15th September. Thanks to the astute manoeuvres of the Pill, we are in Toronto, Canada (T’rono pour les intimes). What to say about this place? At first sight, a run of the mill North American city: monotonous, verging on the hostile. Such cities fare better when observed from afar, most of their energies focus on a skyline; once you get closer they pixelate like a low resolution digital photo and what seemed a dense, multi-layered world turns into flattened spaces: parking lots, motorway-sized roads, strip-malls. If you try to reach the core it will exhaust you in unrewarding marches through displays of neurotic corporate fun and staged ‘cultural diversity’, all contained by a ruthless grid that shrinks your perspective to a tunnel. We keep searching like a vanquished sailor in a labyrinth of fog.

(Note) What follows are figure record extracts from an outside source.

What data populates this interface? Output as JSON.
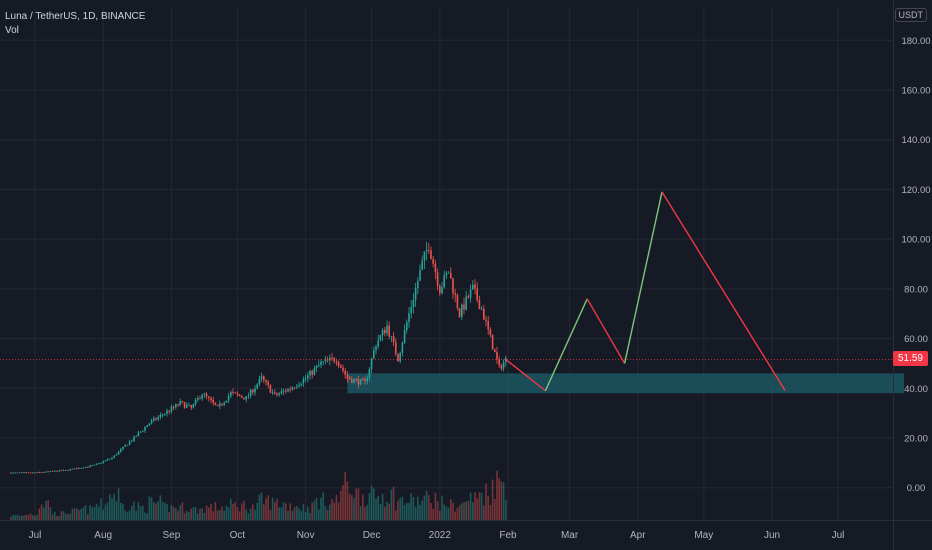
{
  "header": {
    "symbol": "Luna / TetherUS, 1D, BINANCE",
    "indicator": "Vol"
  },
  "price_axis": {
    "unit": "USDT",
    "current_price_label": "51.59"
  },
  "colors": {
    "up": "#26a69a",
    "down": "#ef5350",
    "grid": "#242832",
    "zone": "#1e5f6b",
    "projection_up": "#7bc67b",
    "projection_down": "#f23645",
    "price_line": "#f23645"
  },
  "chart_data": {
    "type": "candlestick",
    "y_ticks": [
      "180.00",
      "160.00",
      "140.00",
      "120.00",
      "100.00",
      "80.00",
      "60.00",
      "40.00",
      "20.00",
      "0.00"
    ],
    "y_tick_values": [
      180,
      160,
      140,
      120,
      100,
      80,
      60,
      40,
      20,
      0
    ],
    "x_ticks": [
      "Jul",
      "Aug",
      "Sep",
      "Oct",
      "Nov",
      "Dec",
      "2022",
      "Feb",
      "Mar",
      "Apr",
      "May",
      "Jun",
      "Jul"
    ],
    "ylim": [
      -13,
      193
    ],
    "current_price": 51.59,
    "price_path": [
      [
        "2021-06-20",
        6
      ],
      [
        "2021-07-01",
        6
      ],
      [
        "2021-07-15",
        7
      ],
      [
        "2021-07-28",
        9
      ],
      [
        "2021-08-05",
        12
      ],
      [
        "2021-08-15",
        20
      ],
      [
        "2021-08-22",
        26
      ],
      [
        "2021-08-29",
        30
      ],
      [
        "2021-09-05",
        34
      ],
      [
        "2021-09-10",
        32
      ],
      [
        "2021-09-15",
        38
      ],
      [
        "2021-09-22",
        32
      ],
      [
        "2021-09-28",
        38
      ],
      [
        "2021-10-05",
        36
      ],
      [
        "2021-10-12",
        44
      ],
      [
        "2021-10-18",
        37
      ],
      [
        "2021-10-25",
        40
      ],
      [
        "2021-11-01",
        44
      ],
      [
        "2021-11-08",
        50
      ],
      [
        "2021-11-15",
        52
      ],
      [
        "2021-11-20",
        44
      ],
      [
        "2021-11-28",
        42
      ],
      [
        "2021-12-03",
        58
      ],
      [
        "2021-12-08",
        65
      ],
      [
        "2021-12-13",
        52
      ],
      [
        "2021-12-18",
        70
      ],
      [
        "2021-12-24",
        90
      ],
      [
        "2021-12-27",
        98
      ],
      [
        "2022-01-01",
        80
      ],
      [
        "2022-01-05",
        87
      ],
      [
        "2022-01-10",
        70
      ],
      [
        "2022-01-16",
        80
      ],
      [
        "2022-01-20",
        72
      ],
      [
        "2022-01-24",
        60
      ],
      [
        "2022-01-28",
        48
      ],
      [
        "2022-01-31",
        51.6
      ]
    ],
    "volume_rel": [
      0.1,
      0.15,
      0.4,
      0.15,
      0.2,
      0.25,
      0.35,
      0.6,
      0.35,
      0.3,
      0.4,
      0.3,
      0.3,
      0.25,
      0.3,
      0.3,
      0.35,
      0.3,
      0.45,
      0.4,
      0.35,
      0.3,
      0.45,
      0.45,
      0.8,
      0.6,
      0.55,
      0.6,
      0.45,
      0.45,
      0.5,
      0.4,
      0.35,
      0.5,
      0.65,
      0.9
    ],
    "support_zone": {
      "start": "2021-11-20",
      "end": "2022-07-31",
      "low": 38,
      "high": 46
    },
    "projection": [
      [
        "2022-01-31",
        51.6
      ],
      [
        "2022-02-18",
        39
      ],
      [
        "2022-03-09",
        76
      ],
      [
        "2022-03-26",
        50
      ],
      [
        "2022-04-12",
        119
      ],
      [
        "2022-06-07",
        39
      ]
    ]
  }
}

What sets T’rono apart though is the ambition to prove itself a “world class city”, leading to some hilariously pompous experiments. Horrible condos erupt all over the place like stubborn acne; the local architectural fashionistas seem to favour a cross between ''cheaply updated 1980s'' and ''props in sci-fi B-film" and crown their creations with names like "Couture", "Ice", "Prestige" or "Shangri-La", making the city looks like a mouth with several teeth knocked out and some fake-gold implants

Except for the back alleys, its most honest and attractive side and some intact shabby neighbourhoods still displaying what a French artist visiting the city called "Psycho houses".